Wednesday, February 23

Me & Love Languages: Gifts

The love language of gifts is what keeps Hallmark, 1800Flowers, and most chocolate stores in business. But it extends beyond simply wanting to receive gifts; it is focused more on the thought behind it - hence "it's the thought that (really) counts." The greatest way to say I love you is to find something perfect for them. And the worst way is to just pick something up at an airport gift shop, or not bring anything at all.
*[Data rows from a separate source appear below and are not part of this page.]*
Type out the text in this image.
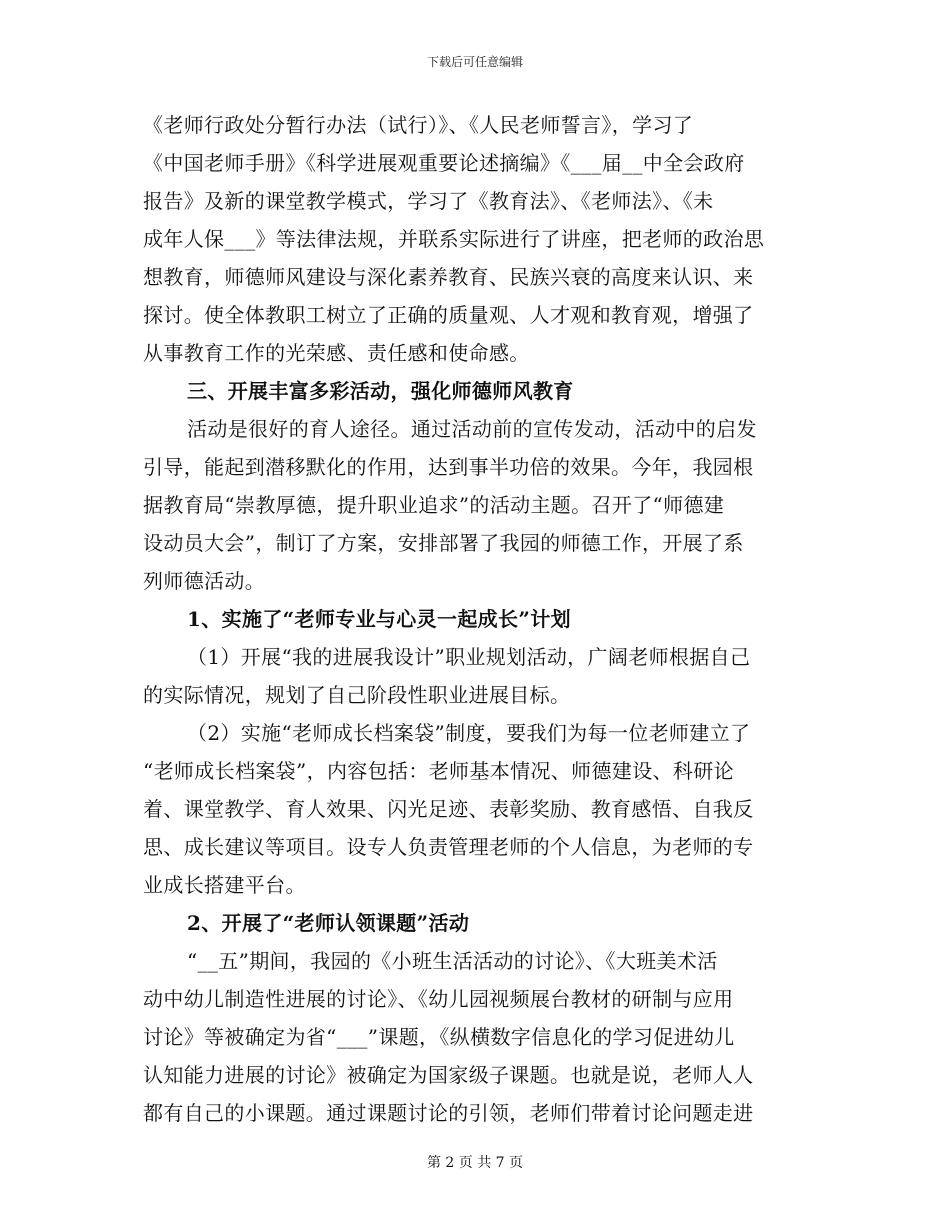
下载后可任意编辑
《老师行政处分暂行办法（试行）》、《人民老师誓言》，学习了
《中国老师手册》《科学进展观重要论述摘编》《___届__中全会政府
报告》及新的课堂教学模式，学习了《教育法》、《老师法》、《未
成年人保___》等法律法规，并联系实际进行了讲座，把老师的政治思
想教育，师德师风建设与深化素养教育、民族兴衰的高度来认识、来
探讨。使全体教职工树立了正确的质量观、人才观和教育观，增强了
从事教育工作的光荣感、责任感和使命感。
三、开展丰富多彩活动，强化师德师风教育
活动是很好的育人途径。通过活动前的宣传发动，活动中的启发
引导，能起到潜移默化的作用，达到事半功倍的效果。今年，我园根
据教育局“崇教厚德，提升职业追求”的活动主题。召开了“师德建
设动员大会”，制订了方案，安排部署了我园的师德工作，开展了系
列师德活动。
1、实施了“老师专业与心灵一起成长”计划
（1）开展“我的进展我设计”职业规划活动，广阔老师根据自己
的实际情况，规划了自己阶段性职业进展目标。
（2）实施“老师成长档案袋”制度，要我们为每一位老师建立了
“老师成长档案袋”，内容包括：老师基本情况、师德建设、科研论
着、课堂教学、育人效果、闪光足迹、表彰奖励、教育感悟、自我反
思、成长建议等项目。设专人负责管理老师的个人信息，为老师的专
业成长搭建平台。
2、开展了“老师认领课题”活动
“__五”期间，我园的《小班生活活动的讨论》、《大班美术活
动中幼儿制造性进展的讨论》、《幼儿园视频展台教材的研制与应用
讨论》等被确定为省“___”课题，《纵横数字信息化的学习促进幼儿
认知能力进展的讨论》被确定为国家级子课题。也就是说，老师人人
都有自己的小课题。通过课题讨论的引领，老师们带着讨论问题走进
第 2 页 共 7 页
I'm not a gift person. It probably comes from living a somewhat monastic life, combined with carryovers from my childhood, when I didn't think I was ever worth the gifts I received. Today gifts make me feel slightly uncomfortable, since I have no idea how I'm supposed to feel about them except gratitude... and since I don't know how to reciprocate in any meaningful way... which makes living with gift-givers in my life horrendously complex. To make things easier, I try to figure out who needs gifts and leave myself reminders to get them things, but often I'm really bad at interpreting others' needs, and I end up giving a really nice gift to someone who would rather I not give them one, and not even giving anything to the person who needed and wanted it most.

In recent years, I've begun to learn to appreciate the gestures of gift-givers, but I still would be blissfully marvelous if I never got anything from anyone again. As I said above, I'm learning to give gifts, slowly... with the help of other gift-givers... so hopefully I won't be permanently Deaf and mute in this love language.

Receiving: None - I sometimes don't even realize when someone has given me a gift. And even though I will always remember they gave it to me, it doesn't fill me with a sense of being loved, yet. I think I'm moving in that direction, though - at least to be able to appreciate gifts.

Giving: Awful - I really am getting better, I think. But I still stink at gift-giving and even at determining who to give gifts to. Right now I try to find social "requirements" that I can fit gifts inside to take away my trepidation that gifts would be misconstrued or make situations awkward.

Different for guys? No - if a guy gives me something I still feel nothing. That's sort of lame now that I think about it - he could totally be showing love and I would be oblivious. I have people in my life who are like that.